WASHINGTON – The accepted narrative regarding US politics is that the country today is far more polarized than it used to be. Based on polls and on the beliefs of candidates running for President, it would appear that the Democrats have become much more leftist, (so much so that “socialist” Bernie Sanders is doing better than expected in early political contests), while the Republicans definitely do not like moderate “Establishment” candidates. No, they want flame-throwing conservatives like Texas Senator Ted Cruz, or populists like businessman Donald Trump.

A different story

Well, apparently this is not the real story. Or at least it is not the full story. Professional pollster Douglas Schoen, now working for former NYC Mayor Michael Bloomberg, a potential third party presidential candidate, (Why Mike Bloomberg Can Win, WSJ, February 4, 2016), citing Gallup data, tells quite a different story.

“Who is appealing to the center? Most Americans, the new silent majority, do not share the aims of the activist caucusgoers. The share of voters who identify as independents hit 43% last year, a new record according to Gallup. Only 26% were Republicans and 30% Democrats. Moreover, 60% of Americans told Gallup in September that the Republicans and Democrats “do such a poor job” representing them that they want to see a third major party emerge. That’s up from 40% when the question was first asked in 2003.”  [bold added]

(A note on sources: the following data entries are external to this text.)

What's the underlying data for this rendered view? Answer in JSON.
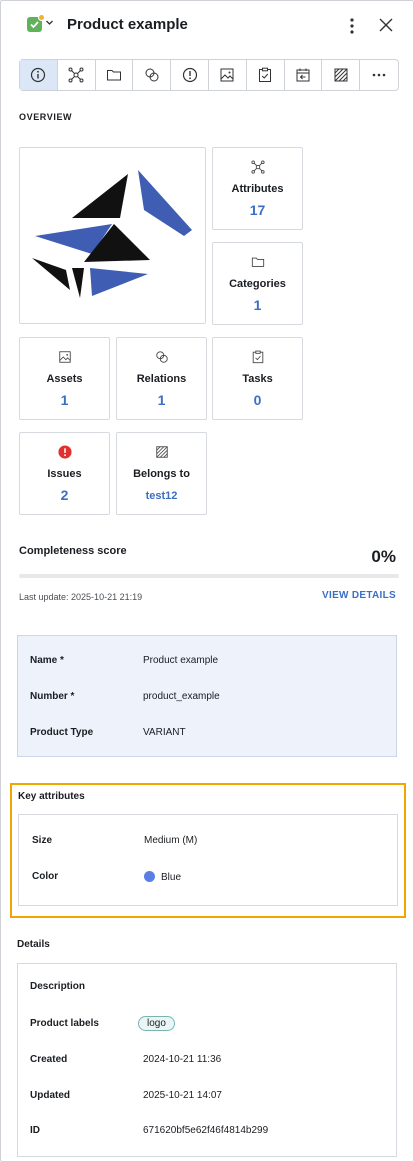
{
  "header": {
    "title": "Product example"
  },
  "tabs": [
    {
      "icon": "info-icon",
      "active": true
    },
    {
      "icon": "attributes-icon"
    },
    {
      "icon": "folder-icon"
    },
    {
      "icon": "relations-icon"
    },
    {
      "icon": "alert-icon"
    },
    {
      "icon": "image-icon"
    },
    {
      "icon": "tasks-icon"
    },
    {
      "icon": "history-icon"
    },
    {
      "icon": "pattern-icon"
    },
    {
      "icon": "more-icon"
    }
  ],
  "overview": {
    "label": "OVERVIEW",
    "cards": {
      "attributes": {
        "label": "Attributes",
        "value": "17"
      },
      "categories": {
        "label": "Categories",
        "value": "1"
      },
      "assets": {
        "label": "Assets",
        "value": "1"
      },
      "relations": {
        "label": "Relations",
        "value": "1"
      },
      "tasks": {
        "label": "Tasks",
        "value": "0"
      },
      "issues": {
        "label": "Issues",
        "value": "2"
      },
      "belongs_to": {
        "label": "Belongs to",
        "value": "test12"
      }
    }
  },
  "completeness": {
    "title": "Completeness score",
    "percent": "0%",
    "progress": 0,
    "last_update": "Last update: 2025-10-21 21:19",
    "link": "VIEW DETAILS"
  },
  "info": {
    "name_label": "Name *",
    "name_value": "Product example",
    "number_label": "Number *",
    "number_value": "product_example",
    "type_label": "Product Type",
    "type_value": "VARIANT"
  },
  "key_attributes": {
    "title": "Key attributes",
    "size_label": "Size",
    "size_value": "Medium (M)",
    "color_label": "Color",
    "color_value": "Blue",
    "color_hex": "#5b7ee3"
  },
  "details": {
    "title": "Details",
    "description_label": "Description",
    "labels_label": "Product labels",
    "labels_value": "logo",
    "created_label": "Created",
    "created_value": "2024-10-21 11:36",
    "updated_label": "Updated",
    "updated_value": "2025-10-21 14:07",
    "id_label": "ID",
    "id_value": "671620bf5e62f46f4814b299"
  },
  "colors": {
    "accent": "#3a6fc4",
    "highlight_border": "#f0a500",
    "issue_red": "#e03131"
  }
}
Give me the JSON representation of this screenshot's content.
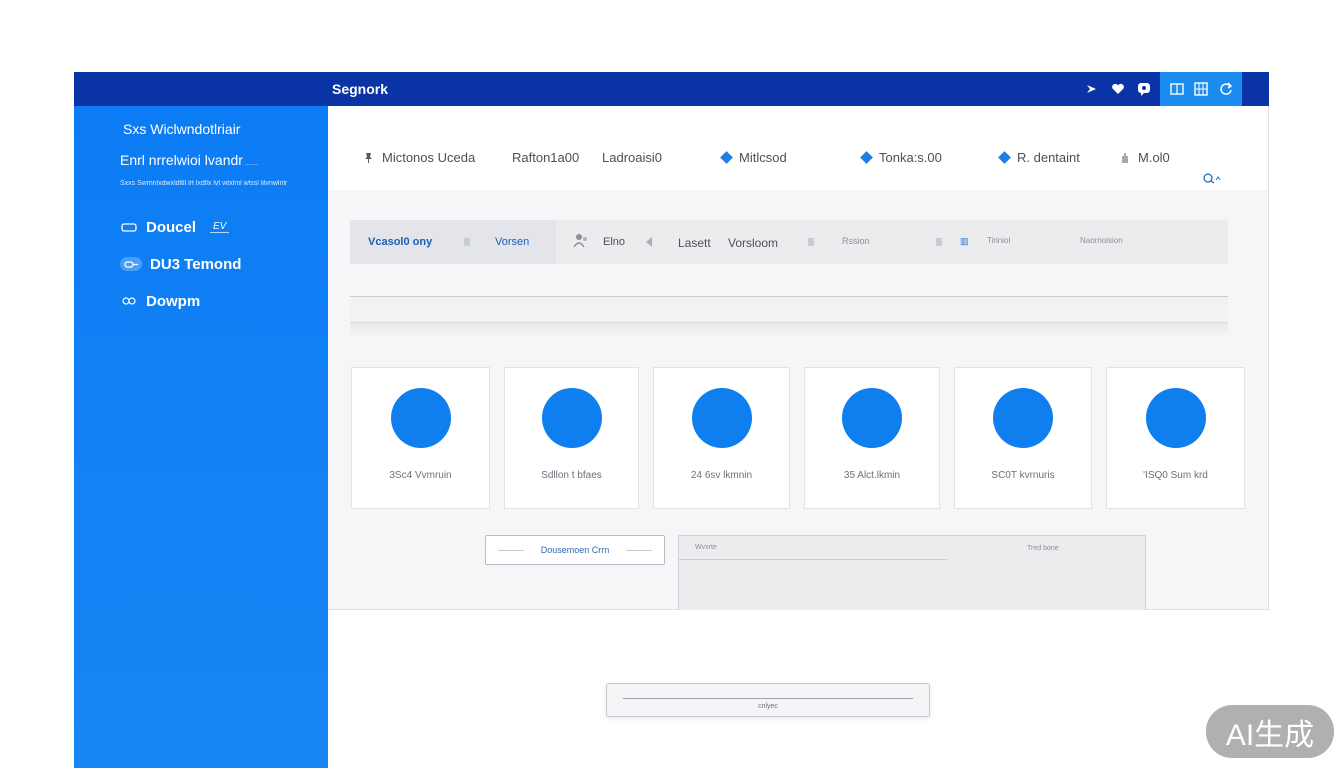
{
  "window": {
    "title": "Segnork"
  },
  "sidebar": {
    "heading": "Sxs Wiclwndotlriair",
    "subheading": "Enrl nrrelwioi lvandr",
    "subheading_small": "........",
    "description": "Sxxs Swmnlxdwxldltll lrt lxdllx lvt wtxlml wlssl lilvnwlnlr",
    "items": [
      {
        "label": "Doucel",
        "badge": "EV",
        "icon": "folder-icon"
      },
      {
        "label": "DU3 Temond",
        "badge": "",
        "icon": "link-icon",
        "selected": true
      },
      {
        "label": "Dowpm",
        "badge": "",
        "icon": "download-icon"
      }
    ]
  },
  "toolbar": {
    "items": [
      {
        "label": "Mictonos Uceda",
        "icon": "pin-icon"
      },
      {
        "label": "Rafton1a00",
        "icon": ""
      },
      {
        "label": "Ladroaisi0",
        "icon": ""
      },
      {
        "label": "Mitlcsod",
        "icon": "diamond-icon"
      },
      {
        "label": "Tonka:s.00",
        "icon": "diamond-icon"
      },
      {
        "label": "R. dentaint",
        "icon": "diamond-icon"
      },
      {
        "label": "M.ol0",
        "icon": "hand-icon"
      }
    ],
    "search_label": "Q"
  },
  "tabs": [
    {
      "label": "Vcasol0 ony"
    },
    {
      "label": "Vorsen"
    },
    {
      "label": "Elno"
    },
    {
      "label": "Lasett"
    },
    {
      "label": "Vorsloom"
    },
    {
      "label": "Rssion"
    },
    {
      "label": "Tiriniol"
    },
    {
      "label": "Naornoision"
    }
  ],
  "cards": [
    {
      "label": "3Sc4 Vvmruin"
    },
    {
      "label": "Sdllon t bfaes"
    },
    {
      "label": "24 6sv lkmnin"
    },
    {
      "label": "35 Alct.lkmin"
    },
    {
      "label": "SC0T kvrnuris"
    },
    {
      "label": "'ISQ0 Sum krd"
    }
  ],
  "actions": {
    "outline_button": "Dousemoen Crrn",
    "filter_placeholder": "Wvxrte",
    "filter_right": "Tred bone"
  },
  "floating_bar": {
    "label": "cnlyec"
  },
  "watermark": "AI生成",
  "colors": {
    "titlebar": "#0a33a6",
    "accent": "#0f7ff0",
    "sidebar": "#0c7cf5",
    "panel": "#f6f6f8"
  }
}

Most people want an alternative

Yes, the established political parties, the Democrats and the Republicans, are definitely much more polarized. However, fewer and fewer Americans like them. Indeed, assuming that this data is accurate, up to 60% of all Americans do not like the parties. That’s a majority!

According to Schoen, many more Americans than ever before call themselves “centrists”, and therefore have a hard time supporting the more ideological candidates in either party. Most Americans would like to vote for genuine problem solvers and consensus builders. But candidates with these credentials do not exist. The political atmosphere is highly partisan and very ideological.

A real centrist

So, if the Democrats and the Republicans fail to meet expectations, where can the centrists go? The obvious answer is that they could pick someone like Michael Bloomberg, a real centrist. Just like Donald Trump, Bloomberg is a successful businessman. But, unlike Trump, he is a genuine moderate. His did very well as Mayor of NYC. He can appeal to the “political middle” looking for sensible solutions as opposed to slogans.

Of course, Mr. Schoen has every interest in pointing out this shift. After all he is working for Bloomberg. And Bloomberg would have an opening and possibly a path to victory as third party candidate only if he could count on very substantial support from the uncommitted and (frustrated) middle. Schoen tells us that this middle exists, and that it is far larger than we thought.

If indeed up to 60% of all Americans are dissatisfied with the existing parties, there are enough votes there to get Bloomberg all the way to the White House.

More complicated

Yes, may be so. But, in practice it is a lot more complicated than this. In order to vote for a third party candidate, the average American would have to feel quite disgusted with the available choices and would also have to believe that Mr. Bloomberg has a real chance.

Look, if at the end of the primaries season the choice were between Bernie Sanders and Donald Trump, then Bloomberg would have a real chance. But if the choice will be between Hillary Clinton and Marco Rubio, then the desire to vote for an independent may not be as strong.

A warning to the parties

Be that as it may, the Gallup polls results that Schoen cites in his WSJ op-ed piece are very important. Most Americans do not like the professional politicians seeking elective office. And most Americans are centrists who would like to vote for genuine problem solvers and consensus builders.

The heat of an unfolding national political campaign does not provide the relaxed atmosphere that induces reflection. But both Democrats and Republicans should think about all this. With their behavior they have created frustration and disaffection. They should regain their common sense.

If they do not, they should understand that they have opened a huge door for political changes outside their control.